Blue Shiner Blue Shiner

Ecological niche modeling (ENM) of species responses to climate change

We are interested in applications of niche theory to questions about the actual and potential distributions of species in the past, present, and future, through ecological niche modeling (ENM) (also see this book). The ENM approach has many applications, and those that we find most exciting include its uses for predicting species responses to global climate change (GCC) and biodiversity assessment/accounting. Currently, Dr.

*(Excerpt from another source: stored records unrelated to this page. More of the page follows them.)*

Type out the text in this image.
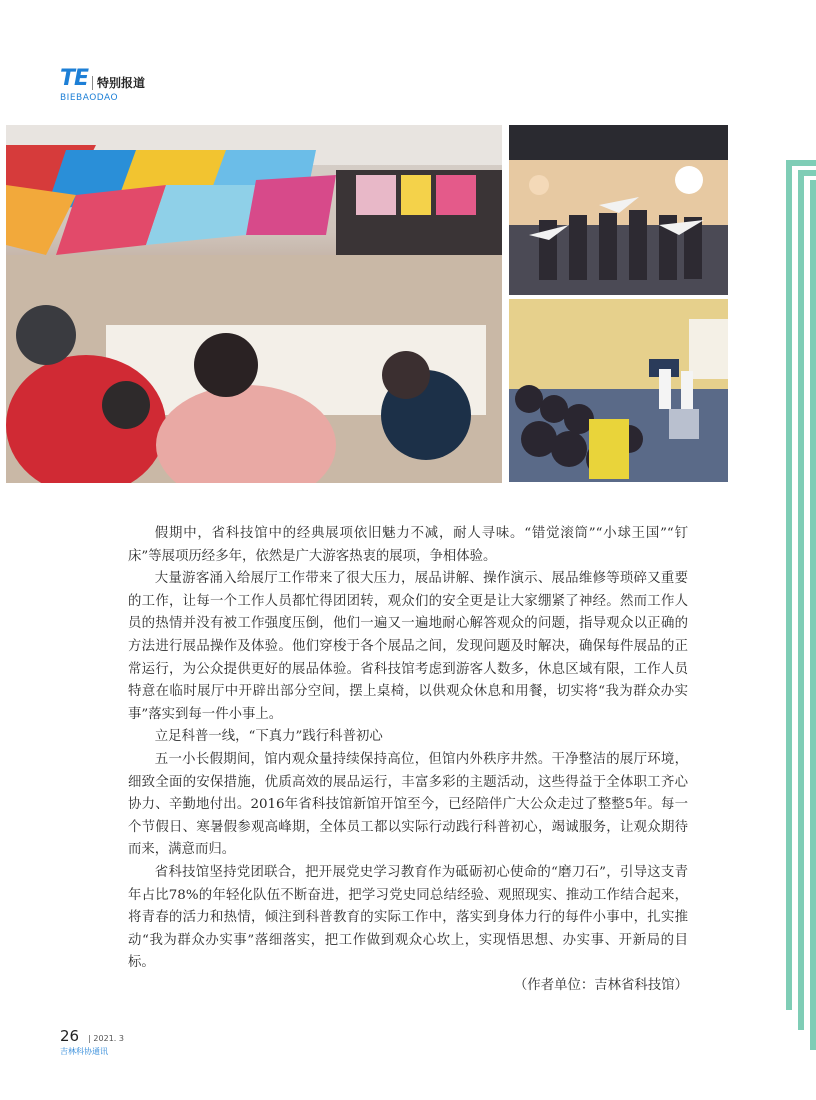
TE 特别报道
BIEBAODAO

假期中，省科技馆中的经典展项依旧魅力不减，耐人寻味。“错觉滚筒”“小球王国”“钉床”等展项历经多年，依然是广大游客热衷的展项，争相体验。

大量游客涌入给展厅工作带来了很大压力，展品讲解、操作演示、展品维修等琐碎又重要的工作，让每一个工作人员都忙得团团转，观众们的安全更是让大家绷紧了神经。然而工作人员的热情并没有被工作强度压倒，他们一遍又一遍地耐心解答观众的问题，指导观众以正确的方法进行展品操作及体验。他们穿梭于各个展品之间，发现问题及时解决，确保每件展品的正常运行，为公众提供更好的展品体验。省科技馆考虑到游客人数多，休息区域有限，工作人员特意在临时展厅中开辟出部分空间，摆上桌椅，以供观众休息和用餐，切实将“我为群众办实事”落实到每一件小事上。

立足科普一线，“下真力”践行科普初心

五一小长假期间，馆内观众量持续保持高位，但馆内外秩序井然。干净整洁的展厅环境，细致全面的安保措施，优质高效的展品运行，丰富多彩的主题活动，这些得益于全体职工齐心协力、辛勤地付出。2016年省科技馆新馆开馆至今，已经陪伴广大公众走过了整整5年。每一个节假日、寒暑假参观高峰期，全体员工都以实际行动践行科普初心，竭诚服务，让观众期待而来，满意而归。

省科技馆坚持党团联合，把开展党史学习教育作为砥砺初心使命的“磨刀石”，引导这支青年占比78%的年轻化队伍不断奋进，把学习党史同总结经验、观照现实、推动工作结合起来，将青春的活力和热情，倾注到科普教育的实际工作中，落实到身体力行的每件小事中，扎实推动“我为群众办实事”落细落实，把工作做到观众心坎上，实现悟思想、办实事、开新局的目标。

（作者单位：吉林省科技馆）

26 | 2021. 3
吉林科协通讯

Bagley has an ongoing project with students in his Ecology CURE course and in the Bagley Lab to predict the responses of Alabama’s coastal dune plant species to GCC. We are reconstructing the niches and predicting present and future distributions (under climate and carbon emissions scenarios for year 2070; ~50 years from now) for 14 endemic foredune and backdune species, including charismatic species such as sea oats (Uniola paniculata) as well as taxa that are lesser-known to the general public, such as sea purslane (Sesuvium portulacastrum) and Florida rosemary (Ceratiola ericoides). We are grateful to the JSU Department of Biology and College of Science and Mathematics for funding and support of this project.

ENM results for saltmeadow cordgrass (Sporobolus pumilus).

ENM results for saltmeadow cordgrass (Sporobolus pumilus) predicting the species distribution (suitable habitat) under current (left) and future (right) conditions.